In [None]:
import os
import pandas as pd
import numpy as np
import statsmodels.api as sm
import matplotlib.pyplot as plt
from pandas.plotting import autocorrelation_plot
from statsmodels.tsa.arima_model import ARIMA
from sklearn.metrics import mean_squared_error as mse
from statsmodels.tsa.seasonal import seasonal_decompose

In [None]:
#import data
train_data = pd.read_csv('../input/train.csv',parse_dates=['date'],index_col='date')
test_data = pd.read_csv('../input/test.csv',parse_dates=['date'],index_col='date')

**Data Exploration**

In [None]:
train_data.head()

In [None]:
test_data.head()

In [None]:
train_data.info()

In [None]:
train_data.describe()

We have 10 stores and 50 items. 

** For store 1 and item 1**

In [None]:
sales = train_data[(train_data['store']==1)&(train_data['item']==1)]['sales']

In [None]:
print(sales)

In [None]:
plt.plot(sales)
plt.xlabel('date')
plt.ylabel('sales')
plt.title('STORE 1 ITEM 1')
plt.show()

In [None]:
plt.plot(sales.groupby(pd.Grouper(freq='Y')).mean())
plt.xlabel('date')
plt.ylabel('sales')
plt.xticks(rotation=45)
plt.title('Yearly average')
plt.show()

We can see a clear trend here.

In [None]:
plt.plot(sales.groupby(pd.Grouper(freq='M')).mean())
plt.xlabel('date')
plt.ylabel('sales')
plt.xticks(rotation=45)
plt.title('Monthly average')
plt.show()

Sale is higher in mid of a year.
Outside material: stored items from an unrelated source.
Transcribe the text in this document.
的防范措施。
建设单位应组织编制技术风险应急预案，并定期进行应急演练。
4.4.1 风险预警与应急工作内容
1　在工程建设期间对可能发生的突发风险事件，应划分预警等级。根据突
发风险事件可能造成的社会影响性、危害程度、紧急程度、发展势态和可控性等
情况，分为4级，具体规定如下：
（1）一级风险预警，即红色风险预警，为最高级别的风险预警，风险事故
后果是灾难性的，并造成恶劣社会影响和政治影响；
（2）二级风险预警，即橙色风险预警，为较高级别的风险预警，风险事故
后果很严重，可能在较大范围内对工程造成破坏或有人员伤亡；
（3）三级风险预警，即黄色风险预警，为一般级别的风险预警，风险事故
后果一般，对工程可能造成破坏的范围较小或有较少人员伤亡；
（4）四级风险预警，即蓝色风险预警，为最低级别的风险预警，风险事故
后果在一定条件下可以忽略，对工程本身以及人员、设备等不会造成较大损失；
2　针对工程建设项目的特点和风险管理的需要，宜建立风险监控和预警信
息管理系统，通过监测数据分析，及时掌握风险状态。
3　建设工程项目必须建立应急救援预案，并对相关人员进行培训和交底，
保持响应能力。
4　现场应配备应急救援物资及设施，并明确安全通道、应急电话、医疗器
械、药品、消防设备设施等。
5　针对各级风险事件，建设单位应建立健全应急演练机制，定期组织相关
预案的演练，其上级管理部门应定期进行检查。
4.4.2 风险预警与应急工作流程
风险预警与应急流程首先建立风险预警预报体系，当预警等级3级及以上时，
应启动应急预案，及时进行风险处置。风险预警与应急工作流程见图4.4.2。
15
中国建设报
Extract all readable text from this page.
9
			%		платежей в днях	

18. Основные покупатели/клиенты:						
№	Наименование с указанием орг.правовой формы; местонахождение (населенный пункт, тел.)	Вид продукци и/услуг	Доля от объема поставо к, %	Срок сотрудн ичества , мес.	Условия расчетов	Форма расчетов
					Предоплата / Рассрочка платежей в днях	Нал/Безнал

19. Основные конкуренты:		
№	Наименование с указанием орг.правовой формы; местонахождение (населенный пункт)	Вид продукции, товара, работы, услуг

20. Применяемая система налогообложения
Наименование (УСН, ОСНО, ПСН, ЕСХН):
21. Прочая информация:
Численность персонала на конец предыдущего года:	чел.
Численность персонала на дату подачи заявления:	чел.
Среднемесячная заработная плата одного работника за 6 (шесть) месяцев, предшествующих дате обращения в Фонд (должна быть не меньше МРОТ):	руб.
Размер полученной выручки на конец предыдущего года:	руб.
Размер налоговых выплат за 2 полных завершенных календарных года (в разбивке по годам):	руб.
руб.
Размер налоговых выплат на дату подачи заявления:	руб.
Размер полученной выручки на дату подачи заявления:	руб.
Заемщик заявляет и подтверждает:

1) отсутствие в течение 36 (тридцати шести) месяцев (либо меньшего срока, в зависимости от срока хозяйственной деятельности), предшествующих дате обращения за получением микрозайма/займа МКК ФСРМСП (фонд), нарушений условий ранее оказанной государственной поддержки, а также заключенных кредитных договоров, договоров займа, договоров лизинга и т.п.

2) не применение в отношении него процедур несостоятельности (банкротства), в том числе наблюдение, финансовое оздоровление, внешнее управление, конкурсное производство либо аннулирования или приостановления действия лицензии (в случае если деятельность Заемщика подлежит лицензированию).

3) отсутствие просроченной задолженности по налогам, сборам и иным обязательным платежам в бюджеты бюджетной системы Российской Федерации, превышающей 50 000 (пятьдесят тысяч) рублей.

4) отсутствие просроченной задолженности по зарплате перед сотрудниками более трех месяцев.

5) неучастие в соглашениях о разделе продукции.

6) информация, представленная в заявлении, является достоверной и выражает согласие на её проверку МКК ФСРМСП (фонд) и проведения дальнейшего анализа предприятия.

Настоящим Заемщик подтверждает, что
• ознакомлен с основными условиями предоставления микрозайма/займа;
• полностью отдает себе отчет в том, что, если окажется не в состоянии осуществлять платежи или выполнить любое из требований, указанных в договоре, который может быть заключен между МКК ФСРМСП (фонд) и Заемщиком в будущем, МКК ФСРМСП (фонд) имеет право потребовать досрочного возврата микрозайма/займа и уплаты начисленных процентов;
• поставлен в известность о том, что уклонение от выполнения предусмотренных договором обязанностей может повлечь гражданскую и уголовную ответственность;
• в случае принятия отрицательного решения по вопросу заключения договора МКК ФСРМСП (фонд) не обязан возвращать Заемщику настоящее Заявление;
Data is Seasonal.

In [None]:
plt.plot(sales.groupby(pd.Grouper(freq='W')).mean())
plt.xlabel('date')
plt.ylabel('sales')
plt.xticks(rotation=45)
plt.title('Weekly average')
plt.show()

In [None]:
decomposition = seasonal_decompose(sales.groupby(pd.Grouper(freq='M')).mean(),model='multiplicative')
decomposition.plot()
plt.show()

Here, we can see the trend, seasonality and residual. 

**ARIMA Model**

In [None]:
stores = train_data['store'].unique()
items = train_data['item'].unique()

In [None]:
store  = 1
item = 1
sales = train_data[(train_data['store'] == store)&(train_data['item'] == item)]['sales']
sales = sales.astype('float64')

In [None]:
plt.plot(sales)
plt.xlabel('date')
plt.ylabel('sales')
plt.show()

In [None]:
#train-validation split
train_size = int(len(sales)*0.7)
train, val = sales[:train_size], sales[train_size:]

In [None]:
autocorrelation_plot(sales)
plt.show()

In [None]:
#model 
model = ARIMA(train,order=(5,1,0))
model_fit = model.fit(disp=0)

In [None]:
print(model_fit.summary())

In [None]:
#plot residual error
residuals = pd.DataFrame(model_fit.resid)
residuals.plot()
plt.title('Residual Error')
plt.show()

In [None]:
residuals.plot(kind='kde')
plt.xlabel('Residual')
plt.show()

In [None]:
#predict on validation set
history = [x for x in train]
prediction_val = list()
for t in range(len(val)):
    model = ARIMA(history,order=(5,1,0))
    model_fit = model.fit(disp=0)
    output = model_fit.forecast()
    prediction_val.append(int(output[0]))
    history.append(val[t])
    

In [None]:
error = mse(prediction_val,val)
print('Mean Squared Error = {}'.format(error))

In [None]:
#plot
plt.plot(prediction_val,color='red')
plt.xlabel('date')
plt.ylabel('sales')
plt.title('Prediction on Validation set')
plt.show()

In [None]:
plt.plot(val)
plt.xlabel('date')
plt.ylabel('sales')
plt.xticks(rotation=45)
plt.show()

In [None]:
#predict on test set
history = [x for x in sales]
prediction_test = list()
for t in range(90):
    model = ARIMA(history,order=(5,1,0))
    model_fit = model.fit(disp=0)
    output = model_fit.forecast()
    prediction_test.append(int(output[0]))
    history.append(val[t])
    

In [None]:
#creating a dataframe
dates = pd.date_range('1/1/2018',periods=90,freq='D')
prediction_test_df = pd.DataFrame(prediction_test,index=dates)
prediction_test_df.columns = ['sales']

In [None]:
#plot
plt.plot(prediction_test_df,color='green')
plt.xlabel('date')
plt.ylabel('sales')
plt.xticks(rotation=45)
plt.show()

In [None]:
ids = list(test_data[(test_data['store'] == store)&(test_data['item'] == item)]['id'])

In [None]:
submission = pd.DataFrame({'id':ids,'sales':prediction_test})

In [None]:
print(submission)

**Similarly,  for other store-item combination,**

In [None]:
complete_submission = pd.DataFrame({'id':[],'sales':[]})
for store in stores:
    for item in items:
        sales = train_data[(train_data['store'] == store)&(train_data['item'] == item)]['sales']
        sales = sales.astype('float64')
        #predict on test set
        history = [x for x in sales]
        prediction_test = list()
        for t in range(90):
            model = ARIMA(history,order=(5,1,0))
            model_fit = model.fit(disp=0)
            output = model_fit.forecast()
            prediction_test.append(int(output[0]))
            history.append(val[t])
            
        #creating a dataframe
        dates = pd.date_range('1/1/2018',periods=90,freq='D')
        prediction_test_df = pd.DataFrame(prediction_test,index=dates)
        prediction_test_df.columns = ['sales']
        ids = list(test_data[(test_data['store'] == store)&(test_data['item'] == item)]['id'])
        submission = pd.DataFrame({'id':ids,'sales':prediction_test})
        
        complete_submission = complete_submission.append(submission)

        

In [None]:
complete_submission.to_csv('submission.csv',index=False)